The passengers and crew of a helicopter that ditched into the North Sea were being reunited with their families yesterday after they were rescued from the waters 125 miles off the coast.

The 18 people on board the Super Puma Bond helicopter escaped on to rubber liferafts and waited for help to arrive after the aircraft plunged into the sea on Wednesday night.

An investigation into the cause of the incident was launched yesterday and BP suspended using Bond's fleet of three Super Puma E225 helicopters.

Bernard Looney, managing director of BP North Sea, said everyone was anxious to know what had caused the incident but patience was required.

He said: "We are pleased with the fact that 18 people, who last night were in the middle of the North Sea in darkness, are back onshore safely with at worst minor injuries and they will be reunited with their families. To say I am pleased is an understatement."

The Air Accident Investigation Branch will conduct an inquiry into the incident. The helicopter has reportedly lost its tail boom but experts have suggested that it was probably as a result of the sea landing rather than the cause of it, or the incident might have been catastrophic.

Michael Coull, watch officer with Aberdeen Coastguard, said: "As far as we can ascertain this appears to have been a reasonably controlled ditching - there was no contact with the platform at all. From our point of view everything was carried out in a textbook way, if anything like this can be called textbook."

The Super Puma ditched around 550 yards from the BP Etap production platform. Crew on board the platform watched the drama unfold in the pitch black and low cloud. They saw flares fired and the glow of personal emergency beacons as the men took to the helicopter's two liferafts.

A major rescue operation was launched, involving an RAF Nimrod, RAF Sea King, civilian aircraft and boats.

The 18 people on the Super Puma helicopter escaped on to rubber liferafts and waited for help to arrive.

The first group of survivors arrived at Aberdeen Royal Infirmary shortly before midnight on Wednesday night. The three men were cheered by staff as they went in, and were discharged an hour later. Yesterday, as daylight broke, the remaining 15 were shipped into Aberdeen Harbour. Said to be "in good spirits", they walked the short distance to a waiting bus.

The workers, many of them carrying bags, looked relaxed, a number of them smiling and one of them giving the thumbs-up to onlookers.

Mr Looney praised the pilots who managed to land the helicopter on the sea and all those involved in the rescue.

"This is about the professionalism of many different groups not any one particular individual or particular team and I think it is a testament to the industry in the North Sea that we have been able to do what we did last night," he added.

He said the Jigsaw system and equipment - a safety system that involves specialised support vessels, helicopters and high tech personal equipment - had been a key part of the recovery and rescue operation.

Only two of the passengers were BP staff and Mr Looney said he had spoken to them but only to ensure they had all the support they required and he had not asked about the incident.

Transocean confirmed that 11 of the passengers were their staff or subcontractors who were on their way to the Marnock platform but he said none was available to comment.

A crewman on board the BP ETAP platform told how the three men winched to safety had been taken to the platform before being flown to hospital.

One had told him that he thought the ditching had just been a "hard landing" until water started flooding into the aircraft.

"They were just a little bit shaken. Once they realised what had happened they started to get worried but then their training kicked in," he said.

"I would say they were incredibly lucky."

Squadron Leader Barry Neilson, of RAF Kinloss, described the scene when the RAF Rescue helicopter arrived.

He said: "The aircraft that had ditched was sitting upright on the water, although the tail boom was missing, and the crew and passengers had managed to evacuate the aircraft very successfully and were in their dinghies.

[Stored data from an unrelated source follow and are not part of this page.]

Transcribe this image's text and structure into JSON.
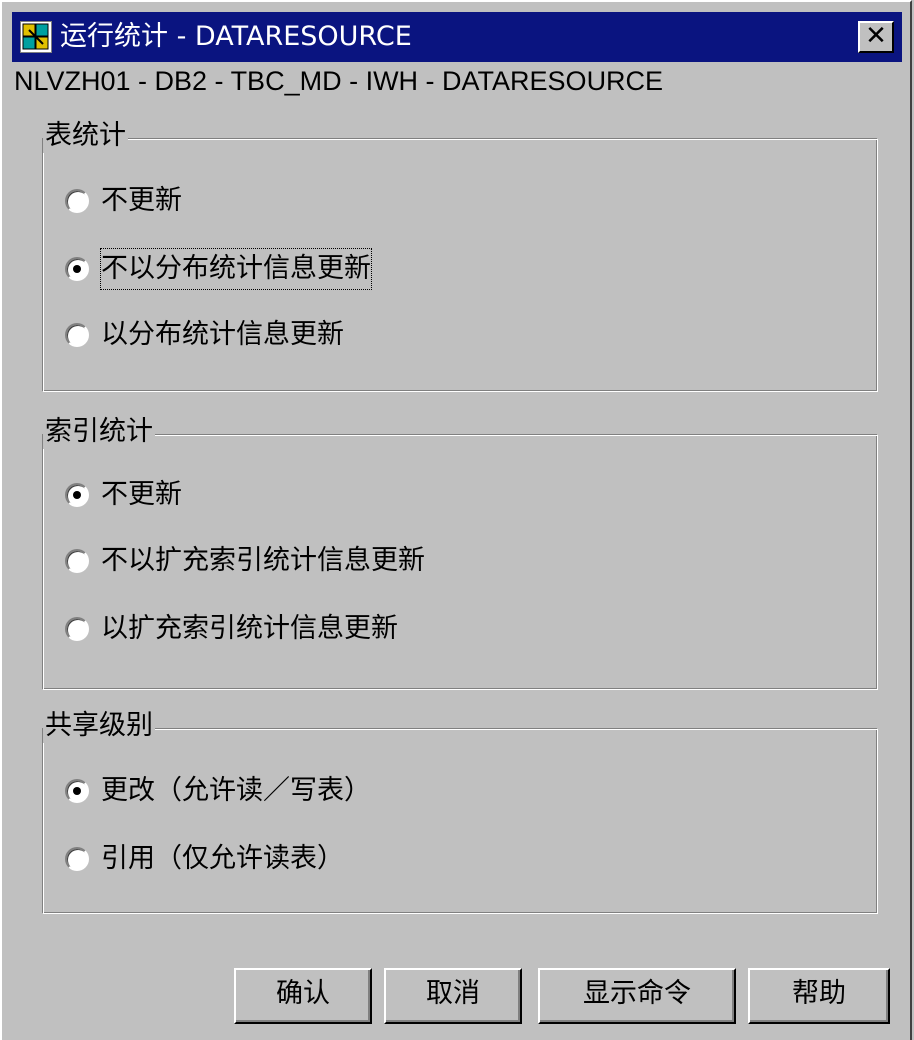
{
  "window": {
    "title": "运行统计 - DATARESOURCE",
    "close_label": "✕",
    "path": "NLVZH01 - DB2 - TBC_MD - IWH - DATARESOURCE"
  },
  "groups": {
    "table_stats": {
      "label": "表统计",
      "options": [
        "不更新",
        "不以分布统计信息更新",
        "以分布统计信息更新"
      ],
      "selected_index": 1
    },
    "index_stats": {
      "label": "索引统计",
      "options": [
        "不更新",
        "不以扩充索引统计信息更新",
        "以扩充索引统计信息更新"
      ],
      "selected_index": 0
    },
    "share_level": {
      "label": "共享级别",
      "options": [
        "更改（允许读／写表）",
        "引用（仅允许读表）"
      ],
      "selected_index": 0
    }
  },
  "buttons": {
    "ok": "确认",
    "cancel": "取消",
    "show_command": "显示命令",
    "help": "帮助"
  },
  "colors": {
    "titlebar": "#0a1480",
    "face": "#c0c0c0"
  }
}
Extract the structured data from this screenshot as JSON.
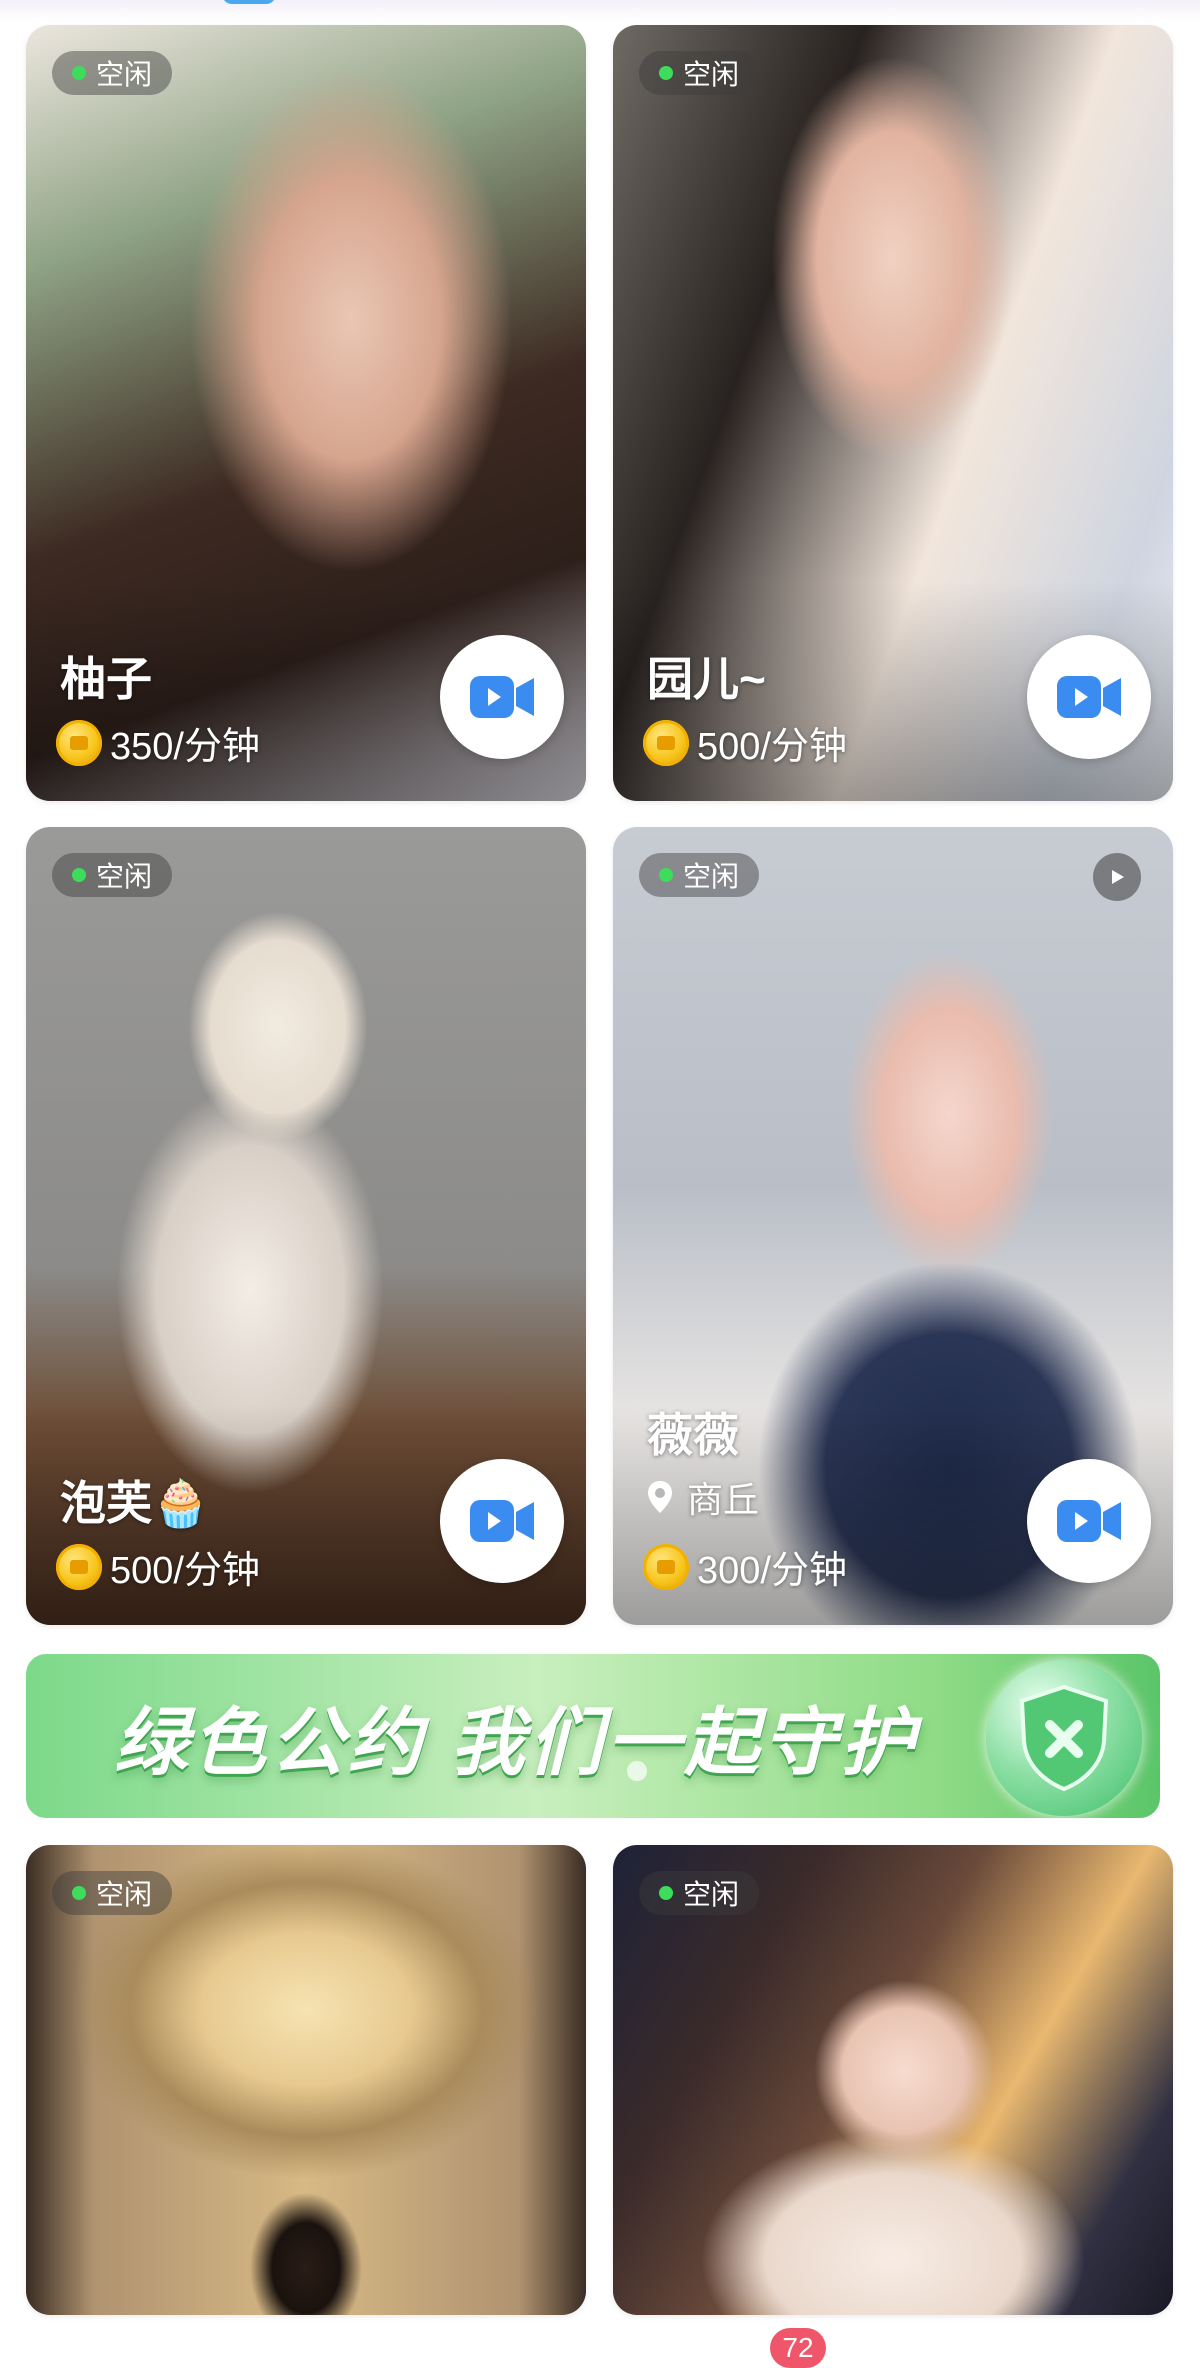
{
  "cards": [
    {
      "status": "空闲",
      "name": "柚子",
      "price": "350/分钟"
    },
    {
      "status": "空闲",
      "name": "园儿~",
      "price": "500/分钟"
    },
    {
      "status": "空闲",
      "name": "泡芙🧁",
      "price": "500/分钟"
    },
    {
      "status": "空闲",
      "name": "薇薇",
      "location": "商丘",
      "price": "300/分钟"
    },
    {
      "status": "空闲"
    },
    {
      "status": "空闲"
    }
  ],
  "banner": {
    "text": "绿色公约 我们一起守护"
  },
  "bottom_badge": "72",
  "colors": {
    "online": "#3ddc5a",
    "banner_green": "#5bc56a",
    "video_icon": "#3b8cf0",
    "coin": "#f7c41a",
    "badge": "#f0566a"
  },
  "icons": [
    "video-call-icon",
    "coin-icon",
    "location-pin-icon",
    "play-icon",
    "shield-icon"
  ]
}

"It was very foggy out there and the first aircraft to arrive on the scene, the BP aircraft, had some difficulty letting down to the surface but succeeded, and lifted three of the crew out of the dinghy."

Flight Lieutenant Kevin Ross, 30, the navigator of the Nimrod from RAF Kinloss which co-ordinated the airborne activity to prevent the helicopters crashing in "zero visibility" praised the skills of the Super Puma pilot. "He was very skilled to be able to get it down and keep it upright," he said. "The pilot of the helicopter which winched up the survivors also did an amazing job."